同じように尻もちをついたシャーレがきょとんとしている。
「ぐ、グレンさん!もうちょっと丁寧に着地してくれません?!」
「贅沢言うな。俺だってもうヘロヘロだぜ。
まさか赤の国まで来てるとは思わなかったもんでな・・・」
「こんなところでどうするんですか!
ボクが行きたいのは黒の国ですよ?!」
「ほら、オアシス。見えるだろ。あそこだあそこ」
「人の話聞いてます?!」
「俺の魔力が切れる前に辿り着いてよかったな。
あとはあいつらを見つけて事情を話すだけだ。行くぞ」
飄々とした口先だが、よく見れば彼の顔色が良くない。ここまで来るための転移魔法が響いているのだろう。

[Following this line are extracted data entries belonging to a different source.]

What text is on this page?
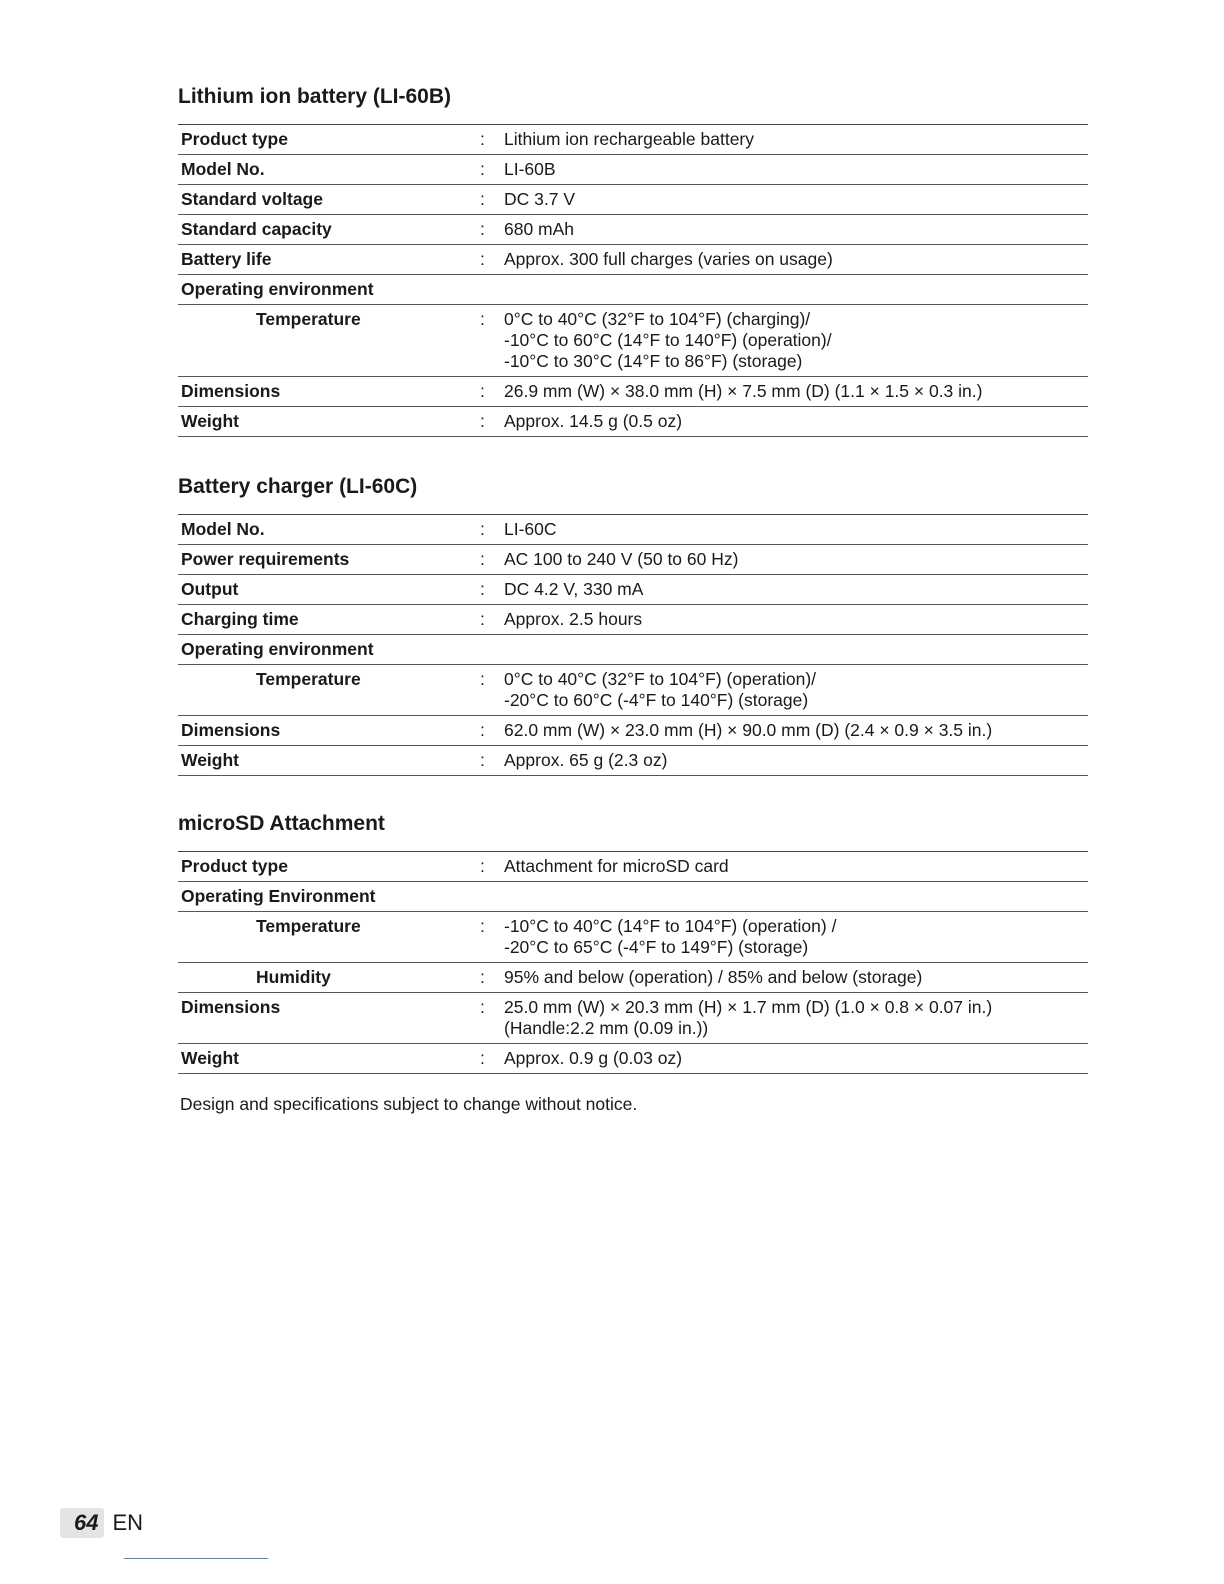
Lithium ion battery (LI-60B)
Product type	:	Lithium ion rechargeable battery
Model No.	:	LI-60B
Standard voltage	:	DC 3.7 V
Standard capacity	:	680 mAh
Battery life	:	Approx. 300 full charges (varies on usage)
Operating environment
Temperature	:	0°C to 40°C (32°F to 104°F) (charging)/
-10°C to 60°C (14°F to 140°F) (operation)/
-10°C to 30°C (14°F to 86°F) (storage)
Dimensions	:	26.9 mm (W) × 38.0 mm (H) × 7.5 mm (D) (1.1 × 1.5 × 0.3 in.)
Weight	:	Approx. 14.5 g (0.5 oz)
Battery charger (LI-60C)
Model No.	:	LI-60C
Power requirements	:	AC 100 to 240 V (50 to 60 Hz)
Output	:	DC 4.2 V, 330 mA
Charging time	:	Approx. 2.5 hours
Operating environment
Temperature	:	0°C to 40°C (32°F to 104°F) (operation)/
-20°C to 60°C (-4°F to 140°F) (storage)
Dimensions	:	62.0 mm (W) × 23.0 mm (H) × 90.0 mm (D) (2.4 × 0.9 × 3.5 in.)
Weight	:	Approx. 65 g (2.3 oz)
microSD Attachment
Product type	:	Attachment for microSD card
Operating Environment
Temperature	:	-10°C to 40°C (14°F to 104°F) (operation) /
-20°C to 65°C (-4°F to 149°F) (storage)
Humidity	:	95% and below (operation) / 85% and below (storage)
Dimensions	:	25.0 mm (W) × 20.3 mm (H) × 1.7 mm (D) (1.0 × 0.8 × 0.07 in.)
(Handle:2.2 mm (0.09 in.))
Weight	:	Approx. 0.9 g (0.03 oz)
Design and specifications subject to change without notice.
64 EN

カイヤは渋々立ち上がり、砂を払ってグレンとシャーレを追いかける。
踏み入れたオアシスは、夕刻の賑やかさに包まれている。
何処へ行くのかと思えば、グレンは真っ先に酒場へ足を向けたのだった。
「ちょっと、グレンさん?!」
「水分補給だ、水分補給。
お前は“アードリガー”って名字の家を探せ」
「なんでボクが・・・」
「シャル、飲みに行くぞー」
「おじさんまたカケゴトする気でしょう・・・」
2人は去ってしまう。
取り残されたカイヤは苛立ちをぶつける相手を失ってため息を吐いた。
「アードリガーだって?
そりゃ、メノウはんとハイネちゃんのところの名前だねぇ」
いちばん大きな屋敷の老婆を訪ねると、聞き覚えのある名前が出たのだった。
「その人達の家はどこに?」
「オアシスの近くのね、お花が飾ってある家ですよ。
運がえぇですねぇ。珍しくメノウはんが帰ってきはってますさかい」
「ふーん・・・。
ありがとうございます」
老婆に会釈し、カイヤはその家へと向かった。